Historically, US lawmakers consider corporate subsidies of such proportion to be counterintuitive to ensuring a fair, free market. But lawmakers seem to think it’s necessary to ward off national security risks and address global supply chain concerns by investing billions into America’s chip production—much like how the European Union and China have invested in their own production.

This could help put the US ahead as a top global chip manufacturer, but there are some signs that the US will need to monitor progress closely to ensure maximum profitability on its investment. Biden’s move today comes just after China’s chipmaking industry has “descended into chaos,” with top Chinese chip industry officials arrested on corruption charges for misusing government money.
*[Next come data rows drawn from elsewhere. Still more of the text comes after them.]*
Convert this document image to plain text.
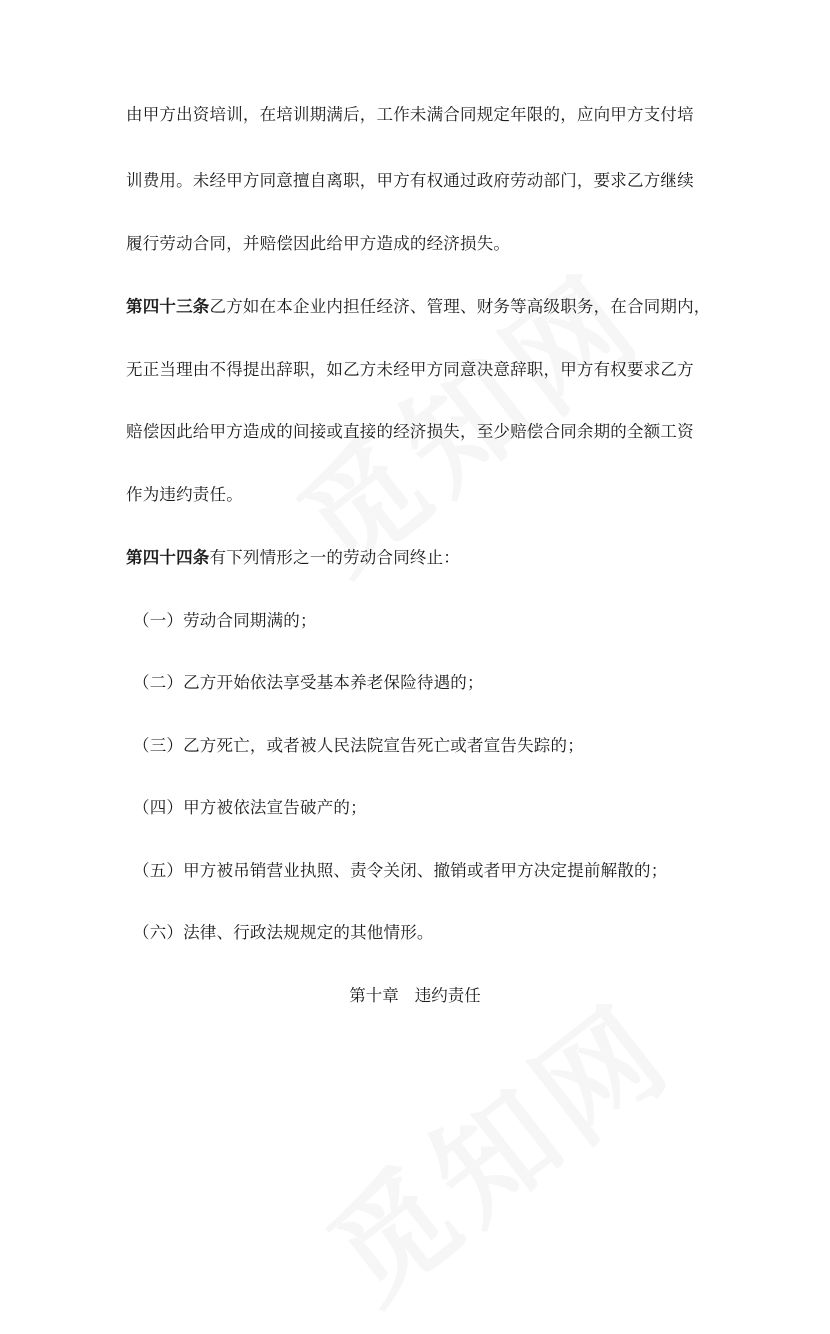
由甲方出资培训，在培训期满后，工作未满合同规定年限的，应向甲方支付培
训费用。未经甲方同意擅自离职，甲方有权通过政府劳动部门，要求乙方继续
履行劳动合同，并赔偿因此给甲方造成的经济损失。
第四十三条乙方如在本企业内担任经济、管理、财务等高级职务，在合同期内，
无正当理由不得提出辞职，如乙方未经甲方同意决意辞职，甲方有权要求乙方
赔偿因此给甲方造成的间接或直接的经济损失，至少赔偿合同余期的全额工资
作为违约责任。
第四十四条有下列情形之一的劳动合同终止：
（一）劳动合同期满的；
（二）乙方开始依法享受基本养老保险待遇的；
（三）乙方死亡，或者被人民法院宣告死亡或者宣告失踪的；
（四）甲方被依法宣告破产的；
（五）甲方被吊销营业执照、责令关闭、撤销或者甲方决定提前解散的；
（六）法律、行政法规规定的其他情形。
第十章 违约责任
After investing $30 billion, China is still on the hook for another $20 billion as investigations begin, and their technology still lags behind Taiwan’s.

Experts have said there’s nothing surprising about discovering corruption in an industry with so much money “sloshing around.” In the US, corruption from increasing corporate welfare has been heavily criticized since the 1980s, when watchdogs first attempted to “drain the swamp” of politically motivated and financially controlling corporations working against consumer interests for profits. China is one example of how government investment in the chip industry can go wrong—wasted money on low-quality technology that can’t compete in global trade—but it also illustrates why cutting ties with foreign suppliers is considered crucial, even by more frugal lawmakers who otherwise would hesitate to approve large corporate subsidies.